O filósofo insiste na ideia de “pessoa”, atribuindo um dos princípios básicos da Ética à empatia: é necessário pormo-nos no lugar dos outros, daqueles que a nós são semelhantes (humanos), visto que isoladamente, não há qualquer necessidade de ter em consideração os interesses dos outros. Um imperador e filósofo de Roma, Marco Aurélio, dizia para si próprio: “Quando hoje te levantares, pensa que ao longo do dia te vais encontrar com algum mentiroso, com algum ladrão, com algum adúltero, com algum assassino. E lembra-te de que os deves tratar como homens, pois são tão humanos como tu e são para ti indispensáveis como o maxilar inferior o é para o superior”. Sem o contacto humano, não seria possível viver humanamente. É necessário levar o próximo a sério mesmo que nem sempre os seus actos sejam dignos. Só assim se instalará o bem.

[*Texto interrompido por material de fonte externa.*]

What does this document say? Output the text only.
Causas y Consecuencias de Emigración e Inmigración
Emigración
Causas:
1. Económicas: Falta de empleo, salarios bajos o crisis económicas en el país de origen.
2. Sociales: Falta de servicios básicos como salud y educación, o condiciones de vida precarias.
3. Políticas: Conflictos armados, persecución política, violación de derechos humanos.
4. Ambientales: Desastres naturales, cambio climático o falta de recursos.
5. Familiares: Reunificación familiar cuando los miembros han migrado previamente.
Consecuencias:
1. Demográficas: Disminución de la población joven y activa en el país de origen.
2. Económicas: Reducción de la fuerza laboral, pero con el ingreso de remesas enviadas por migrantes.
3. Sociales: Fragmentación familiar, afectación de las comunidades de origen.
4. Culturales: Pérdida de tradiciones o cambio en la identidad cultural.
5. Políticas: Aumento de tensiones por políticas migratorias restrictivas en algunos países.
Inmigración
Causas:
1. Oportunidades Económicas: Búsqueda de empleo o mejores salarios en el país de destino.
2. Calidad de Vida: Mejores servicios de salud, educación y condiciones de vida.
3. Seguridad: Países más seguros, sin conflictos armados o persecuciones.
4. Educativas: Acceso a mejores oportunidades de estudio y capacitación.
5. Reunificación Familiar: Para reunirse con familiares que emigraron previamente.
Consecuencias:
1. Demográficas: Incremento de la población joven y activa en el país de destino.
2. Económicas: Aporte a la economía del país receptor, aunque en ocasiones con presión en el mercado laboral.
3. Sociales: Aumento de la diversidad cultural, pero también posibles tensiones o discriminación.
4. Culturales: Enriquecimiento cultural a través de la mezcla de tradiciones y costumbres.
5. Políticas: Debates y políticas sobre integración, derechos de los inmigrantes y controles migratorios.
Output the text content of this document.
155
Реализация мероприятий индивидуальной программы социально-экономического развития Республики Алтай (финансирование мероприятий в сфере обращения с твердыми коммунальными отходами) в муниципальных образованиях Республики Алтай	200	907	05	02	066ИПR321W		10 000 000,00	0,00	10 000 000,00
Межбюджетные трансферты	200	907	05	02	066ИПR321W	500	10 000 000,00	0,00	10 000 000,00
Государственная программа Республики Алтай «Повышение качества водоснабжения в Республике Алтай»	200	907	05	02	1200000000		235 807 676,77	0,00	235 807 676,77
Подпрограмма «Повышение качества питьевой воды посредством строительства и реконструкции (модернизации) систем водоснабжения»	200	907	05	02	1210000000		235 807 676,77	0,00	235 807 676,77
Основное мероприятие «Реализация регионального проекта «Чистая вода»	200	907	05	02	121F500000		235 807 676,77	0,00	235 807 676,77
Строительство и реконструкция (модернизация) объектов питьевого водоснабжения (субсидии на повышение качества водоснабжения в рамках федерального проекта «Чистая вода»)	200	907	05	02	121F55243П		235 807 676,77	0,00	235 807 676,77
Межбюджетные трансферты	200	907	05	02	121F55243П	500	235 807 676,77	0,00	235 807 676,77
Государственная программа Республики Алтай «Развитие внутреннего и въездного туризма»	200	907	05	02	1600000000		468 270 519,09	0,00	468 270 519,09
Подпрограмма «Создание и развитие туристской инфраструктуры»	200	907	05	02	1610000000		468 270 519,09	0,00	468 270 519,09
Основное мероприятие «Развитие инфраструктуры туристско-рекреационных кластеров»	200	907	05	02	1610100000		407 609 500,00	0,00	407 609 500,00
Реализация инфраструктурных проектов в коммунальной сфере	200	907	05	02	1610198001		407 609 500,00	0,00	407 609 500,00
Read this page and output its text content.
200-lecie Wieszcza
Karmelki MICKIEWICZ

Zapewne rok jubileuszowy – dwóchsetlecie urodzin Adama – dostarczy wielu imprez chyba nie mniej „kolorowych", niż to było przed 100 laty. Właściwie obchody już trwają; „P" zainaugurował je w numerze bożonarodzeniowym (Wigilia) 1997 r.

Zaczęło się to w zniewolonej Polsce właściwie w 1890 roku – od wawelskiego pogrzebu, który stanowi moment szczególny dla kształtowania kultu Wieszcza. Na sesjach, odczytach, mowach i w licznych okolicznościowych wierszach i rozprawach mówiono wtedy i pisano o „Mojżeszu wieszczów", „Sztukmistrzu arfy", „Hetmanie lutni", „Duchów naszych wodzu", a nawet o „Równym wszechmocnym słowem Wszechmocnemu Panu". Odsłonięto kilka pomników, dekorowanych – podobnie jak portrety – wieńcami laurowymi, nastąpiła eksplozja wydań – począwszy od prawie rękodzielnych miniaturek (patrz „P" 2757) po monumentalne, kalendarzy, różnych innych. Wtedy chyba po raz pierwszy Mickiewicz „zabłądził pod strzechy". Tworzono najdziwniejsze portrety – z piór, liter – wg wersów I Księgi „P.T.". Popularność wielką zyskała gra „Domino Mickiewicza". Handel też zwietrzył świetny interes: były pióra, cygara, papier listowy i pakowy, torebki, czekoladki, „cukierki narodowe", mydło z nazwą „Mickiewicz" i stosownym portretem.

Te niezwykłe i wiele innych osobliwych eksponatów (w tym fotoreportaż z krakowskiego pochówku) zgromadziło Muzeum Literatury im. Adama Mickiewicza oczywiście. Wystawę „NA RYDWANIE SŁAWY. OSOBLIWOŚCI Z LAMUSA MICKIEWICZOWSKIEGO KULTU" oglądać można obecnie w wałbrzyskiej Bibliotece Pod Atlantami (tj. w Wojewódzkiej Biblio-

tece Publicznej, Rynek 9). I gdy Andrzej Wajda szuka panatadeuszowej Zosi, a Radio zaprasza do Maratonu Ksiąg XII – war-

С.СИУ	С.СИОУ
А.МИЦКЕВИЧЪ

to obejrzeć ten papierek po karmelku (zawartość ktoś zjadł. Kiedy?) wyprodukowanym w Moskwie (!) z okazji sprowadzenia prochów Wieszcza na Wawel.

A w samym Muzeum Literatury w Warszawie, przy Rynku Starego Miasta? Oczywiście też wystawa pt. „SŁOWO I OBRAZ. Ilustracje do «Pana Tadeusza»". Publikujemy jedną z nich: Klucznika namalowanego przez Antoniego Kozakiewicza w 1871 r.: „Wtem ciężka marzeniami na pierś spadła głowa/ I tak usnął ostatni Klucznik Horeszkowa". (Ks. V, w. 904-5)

São também referidos os diferentes tipos de prazer e o facto de que não há que recear o prazer ou fiarmo-nos em preconceitos do género. Mesmo que o prazer nos distraia, não quer dizer que algo seja mau só por nos agradar. Devemos aproveitar o melhor da vida, “Carpe Diem”. São diferenciados os prazeres que nos destroem e nos retiram dignidade (vícios) dos que nos causam alegria mas não ao ponto de cairmos no desgosto, havendo assim temperança e autonomia.

Savater conjuga os conceitos “ética” e “política” (tendo também uma obra intitulada de Política para um Jovem), dando a esta uma ideia de colectividade associada ao bem comum, baseando-se também nas ideias de justiça, igualdade…

Por fim, é sugerido ao leitor que crie o seu próprio modelo de vida boa (lei universal e autónoma), visto que não há nenhum “molde” a seguir, chamando-se o Epílogo Terás de ser tu próprio a pensar, no qual se encontra a seguinte citação de Luncien Leuwen: “Adeus, leitor amigo; tenta não gastares a tua vida a odiar e a ter medo”.

Agradou-me imenso a leitura deste livro, não só pelos exemplos concretos associados às ideias principais mas pela simplicidade, sequência e lógica do texto. Foi extremamente enriquecedor e suscitou-me momentos de reflexão, pelo que pretendo ler mais obras de Fernando Savater.

"...E se a solidão for completa e definitiva, todas as coisas se volvem irremediavelmente amargas."